Comme à chaque rentrée le temps dévolu à la ville et à la campagne s'inverse, finis les longs séjours dans la grande demeure des bois et vive le temps des expositions et autres manifestations culturelles, les nouvelles salles du Louvre (non vous ne me ferez pas dire le barbarisme de "period rooms"), n'offrent peut-être pas la rigueur documentaire qui devrait être de règle dans un musée, mais, et puisque désormais elles sont là, je ne bouderai pas mon plaisir à la vue d'une belle mise en lumière de témoins du XVIIIe siècle ; jugez de l'effet de ce buste de la Reine, belle comme une évidence.
A la Conciergerie une magnifique exposition consacrée à Saint Louis est prodigue en témoignages du gothique classique du beau XIIIe siècle, je suis particulièrement touché par cet éveil des Rois Mages aux Temps nouveaux, les chevaux déja dirigés vers l'est ainsi que par cette figuration d'évangéliste qui nous restitue l'intime ferveur d'un scriptorium confortablement meublé dégageant ainsi l'esprit de ce qui pourrait le distraire.

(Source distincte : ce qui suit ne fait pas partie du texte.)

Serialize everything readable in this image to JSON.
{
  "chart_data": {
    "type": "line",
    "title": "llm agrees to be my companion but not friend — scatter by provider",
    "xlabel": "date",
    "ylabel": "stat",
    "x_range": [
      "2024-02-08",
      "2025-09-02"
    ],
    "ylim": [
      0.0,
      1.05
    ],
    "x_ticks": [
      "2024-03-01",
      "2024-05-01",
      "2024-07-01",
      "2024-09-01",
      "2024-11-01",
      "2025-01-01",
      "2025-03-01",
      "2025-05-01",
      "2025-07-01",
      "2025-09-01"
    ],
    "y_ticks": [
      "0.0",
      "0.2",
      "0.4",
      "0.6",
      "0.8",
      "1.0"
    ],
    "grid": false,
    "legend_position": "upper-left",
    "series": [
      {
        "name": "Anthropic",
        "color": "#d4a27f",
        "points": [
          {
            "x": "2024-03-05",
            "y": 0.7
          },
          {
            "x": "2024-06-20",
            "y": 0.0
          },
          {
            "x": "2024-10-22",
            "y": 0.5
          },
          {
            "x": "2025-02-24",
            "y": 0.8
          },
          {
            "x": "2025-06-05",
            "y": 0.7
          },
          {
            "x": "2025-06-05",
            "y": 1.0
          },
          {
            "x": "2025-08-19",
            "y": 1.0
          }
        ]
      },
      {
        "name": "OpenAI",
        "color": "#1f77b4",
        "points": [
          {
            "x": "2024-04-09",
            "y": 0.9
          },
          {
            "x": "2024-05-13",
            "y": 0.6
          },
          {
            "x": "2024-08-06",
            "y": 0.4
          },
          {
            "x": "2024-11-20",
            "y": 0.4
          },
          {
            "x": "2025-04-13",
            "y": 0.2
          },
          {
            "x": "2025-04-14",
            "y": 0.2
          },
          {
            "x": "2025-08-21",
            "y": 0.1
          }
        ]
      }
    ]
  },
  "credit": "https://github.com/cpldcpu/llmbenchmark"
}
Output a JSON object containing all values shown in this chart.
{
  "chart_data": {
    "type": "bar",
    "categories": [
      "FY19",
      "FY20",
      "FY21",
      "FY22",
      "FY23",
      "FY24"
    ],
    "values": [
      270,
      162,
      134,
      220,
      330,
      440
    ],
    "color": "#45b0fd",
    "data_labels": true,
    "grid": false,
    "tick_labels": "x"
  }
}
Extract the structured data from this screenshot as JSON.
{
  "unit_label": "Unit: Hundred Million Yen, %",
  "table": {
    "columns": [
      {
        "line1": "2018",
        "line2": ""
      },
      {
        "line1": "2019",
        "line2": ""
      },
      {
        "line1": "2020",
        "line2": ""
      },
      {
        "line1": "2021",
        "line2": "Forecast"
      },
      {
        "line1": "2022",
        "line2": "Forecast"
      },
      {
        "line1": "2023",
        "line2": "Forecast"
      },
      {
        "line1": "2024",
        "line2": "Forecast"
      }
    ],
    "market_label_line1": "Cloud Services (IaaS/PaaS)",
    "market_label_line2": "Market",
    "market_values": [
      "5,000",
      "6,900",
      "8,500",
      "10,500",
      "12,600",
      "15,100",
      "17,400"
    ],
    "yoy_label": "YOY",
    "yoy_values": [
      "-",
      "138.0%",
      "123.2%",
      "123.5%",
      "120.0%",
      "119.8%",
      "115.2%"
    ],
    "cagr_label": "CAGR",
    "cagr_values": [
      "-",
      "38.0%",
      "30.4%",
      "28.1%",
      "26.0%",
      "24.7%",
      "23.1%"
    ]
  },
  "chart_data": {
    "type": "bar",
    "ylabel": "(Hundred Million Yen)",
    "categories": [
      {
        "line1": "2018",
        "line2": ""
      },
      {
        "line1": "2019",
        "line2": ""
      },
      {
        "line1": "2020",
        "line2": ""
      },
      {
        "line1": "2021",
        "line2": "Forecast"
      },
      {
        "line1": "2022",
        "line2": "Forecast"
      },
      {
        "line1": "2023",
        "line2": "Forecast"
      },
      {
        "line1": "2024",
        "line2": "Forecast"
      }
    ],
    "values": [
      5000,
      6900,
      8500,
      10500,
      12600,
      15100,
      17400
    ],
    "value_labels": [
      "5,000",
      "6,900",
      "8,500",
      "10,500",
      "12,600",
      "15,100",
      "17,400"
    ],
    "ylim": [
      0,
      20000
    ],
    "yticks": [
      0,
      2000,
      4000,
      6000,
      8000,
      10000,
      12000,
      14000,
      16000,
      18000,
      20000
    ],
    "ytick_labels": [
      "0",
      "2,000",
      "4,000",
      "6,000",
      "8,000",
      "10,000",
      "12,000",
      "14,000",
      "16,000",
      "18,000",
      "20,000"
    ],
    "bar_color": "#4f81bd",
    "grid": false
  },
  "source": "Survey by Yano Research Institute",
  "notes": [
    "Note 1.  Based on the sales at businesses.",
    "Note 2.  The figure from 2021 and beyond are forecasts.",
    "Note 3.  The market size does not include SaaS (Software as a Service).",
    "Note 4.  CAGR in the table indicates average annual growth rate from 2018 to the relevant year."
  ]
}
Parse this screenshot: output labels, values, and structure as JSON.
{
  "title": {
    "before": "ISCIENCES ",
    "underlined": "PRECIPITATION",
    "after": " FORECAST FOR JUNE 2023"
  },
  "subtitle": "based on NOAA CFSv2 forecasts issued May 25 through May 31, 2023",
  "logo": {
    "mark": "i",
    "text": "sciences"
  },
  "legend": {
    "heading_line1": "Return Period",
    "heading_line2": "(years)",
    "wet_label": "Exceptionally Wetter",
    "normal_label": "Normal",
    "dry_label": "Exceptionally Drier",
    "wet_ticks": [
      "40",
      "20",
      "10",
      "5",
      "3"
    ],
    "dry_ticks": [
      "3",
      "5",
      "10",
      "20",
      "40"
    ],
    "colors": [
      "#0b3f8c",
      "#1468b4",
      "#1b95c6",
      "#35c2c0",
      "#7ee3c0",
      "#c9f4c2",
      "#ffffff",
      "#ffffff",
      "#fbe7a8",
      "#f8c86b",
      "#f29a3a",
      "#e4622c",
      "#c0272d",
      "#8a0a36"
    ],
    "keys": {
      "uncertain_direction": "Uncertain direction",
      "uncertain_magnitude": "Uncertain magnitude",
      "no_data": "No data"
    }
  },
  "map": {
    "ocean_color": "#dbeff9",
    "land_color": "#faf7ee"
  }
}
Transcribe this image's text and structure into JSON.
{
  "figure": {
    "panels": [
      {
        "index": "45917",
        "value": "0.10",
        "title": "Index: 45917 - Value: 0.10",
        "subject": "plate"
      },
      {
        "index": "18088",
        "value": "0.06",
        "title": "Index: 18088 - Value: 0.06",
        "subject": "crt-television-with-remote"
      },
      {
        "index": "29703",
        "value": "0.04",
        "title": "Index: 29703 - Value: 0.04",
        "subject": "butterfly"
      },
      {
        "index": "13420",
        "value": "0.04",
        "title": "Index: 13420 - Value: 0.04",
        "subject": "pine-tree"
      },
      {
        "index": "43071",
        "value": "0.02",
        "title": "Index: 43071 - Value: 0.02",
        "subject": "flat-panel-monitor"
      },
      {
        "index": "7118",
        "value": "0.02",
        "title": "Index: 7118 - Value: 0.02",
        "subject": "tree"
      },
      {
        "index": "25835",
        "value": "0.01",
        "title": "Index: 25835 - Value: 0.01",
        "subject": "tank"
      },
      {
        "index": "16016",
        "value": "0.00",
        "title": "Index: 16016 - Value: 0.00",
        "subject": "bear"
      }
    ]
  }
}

Demain je retournerai à Charmes où le passage de l'année réunira les fidèles amis et familiers dans le simple bonheur d'être ensemble sans obligation aucune ; c'est avec bonheur que je retrouverai mes chers chiens et mes arbres.
D'ailleurs tiens, en parlant d'arbres, savez-vous que les frênes sont atteints d'une maladie qui peu à peu les décime ? Mon grand spécimen si beau en forme de calice me semblait à la belle saison, au vu de son feuillage clairsemé, bien atteint et je n'ose envisager sans grande peine sa disparition aussi, laissez-moi vous dire que j'ai demandé au Père Noël ou au Petit Jésus, je ne sais plus, de le préserver. J'espère... Je veux espérer.
Alors, vous l'aurez bien compris, au seuil de cette année qui s'ouvre c'est avant tout l'espoir que je vous souhaite.